Malgré ces réserves, Alexander Romanovsky atteint à deux reprises l’excellence. D’abord, les six petits mouvements de la Gavotte en la mineur de Rameau s’avèrent stupéfiants de maîtrise, alors qu’il ne les a jamais joués en public ni enregistrés auparavant. On le découvert incroyablement à l’aise dans ces pièces françaises, conduites avec un contrepoint mêlant une main gauche majestueuse et des échos chantants multiples de la droite – on repense au Mozart du concours, dans un autre registre pas si éloigné.

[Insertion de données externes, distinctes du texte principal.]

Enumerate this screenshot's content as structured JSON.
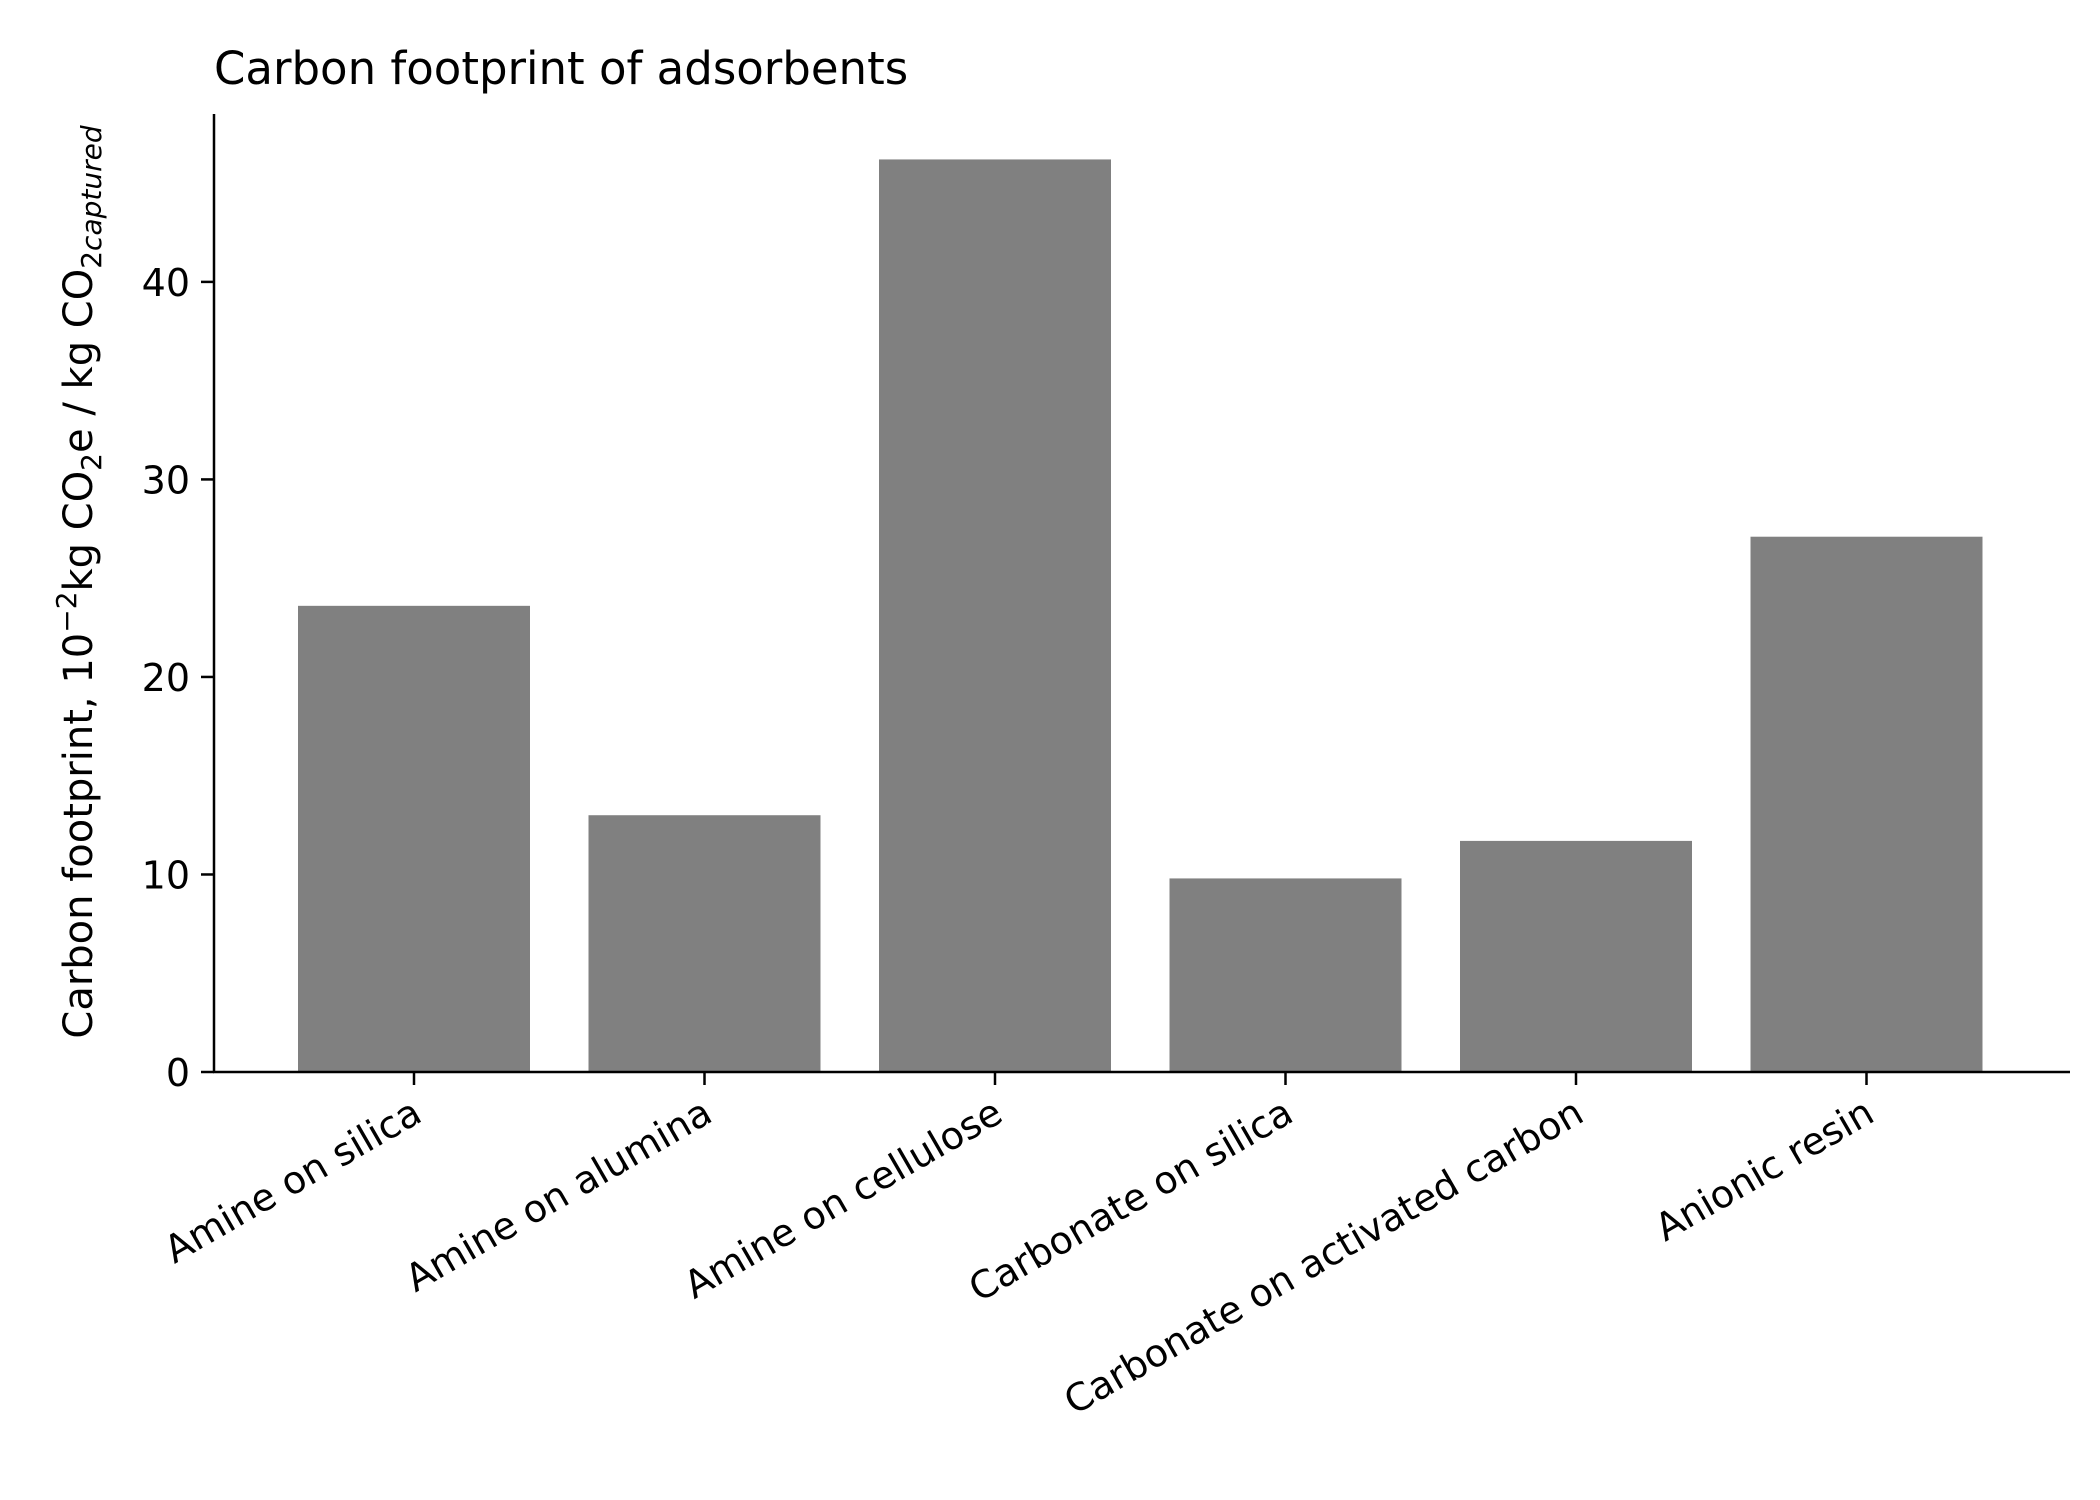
{
  "chart_data": {
    "type": "bar",
    "title": "Carbon footprint of adsorbents",
    "xlabel": "",
    "ylabel": {
      "prefix": "Carbon footprint, 10",
      "exponent": "−2",
      "middle1": "kg CO",
      "sub1": "2",
      "middle2": "e / kg CO",
      "sub2": "2",
      "sub2_italic": "captured"
    },
    "categories": [
      "Amine on silica",
      "Amine on alumina",
      "Amine on cellulose",
      "Carbonate on silica",
      "Carbonate on activated carbon",
      "Anionic resin"
    ],
    "values": [
      23.6,
      13.0,
      46.2,
      9.8,
      11.7,
      27.1
    ],
    "ylim": [
      0,
      48.5
    ],
    "yticks": [
      0,
      10,
      20,
      30,
      40
    ],
    "bar_color": "#808080",
    "grid": false
  }
}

Le Prélude de Rachmaninov interprété en rappel achève de confirmer que nous sommes en présence d’une grande pointure. Aucune hésitation en cette polyphonie de connaissance pour Alexander Romanovsky, conduite de façon magistrale avec, signe qui ne trompe pas, un piano à la sonorité transformée. Quand il ose vraiment jouer d’instinct, ou bien quand les pièces sont nouvelles pour lui (Rameau en concert, Mozart en concours ou Haydn sur le CD), Sacha donne une grande présence au clavier, reflet d’une fraîcheur toujours bienvenue. Il a aussi ses préférences ou ses terrains de prédilections, comme tout artiste : il semble que ce soit le cas de Liszt ou de Rachmaninov, fort aboutis sous ses doigts. D’autres pièces, fruits d’un travail pourtant approfondi (les Chopin et Ravel d’aujourd’hui), mériteraient de conserver des élans comparables (ou de les retrouver ?) qui font précisément la signature d’un cru prometteur.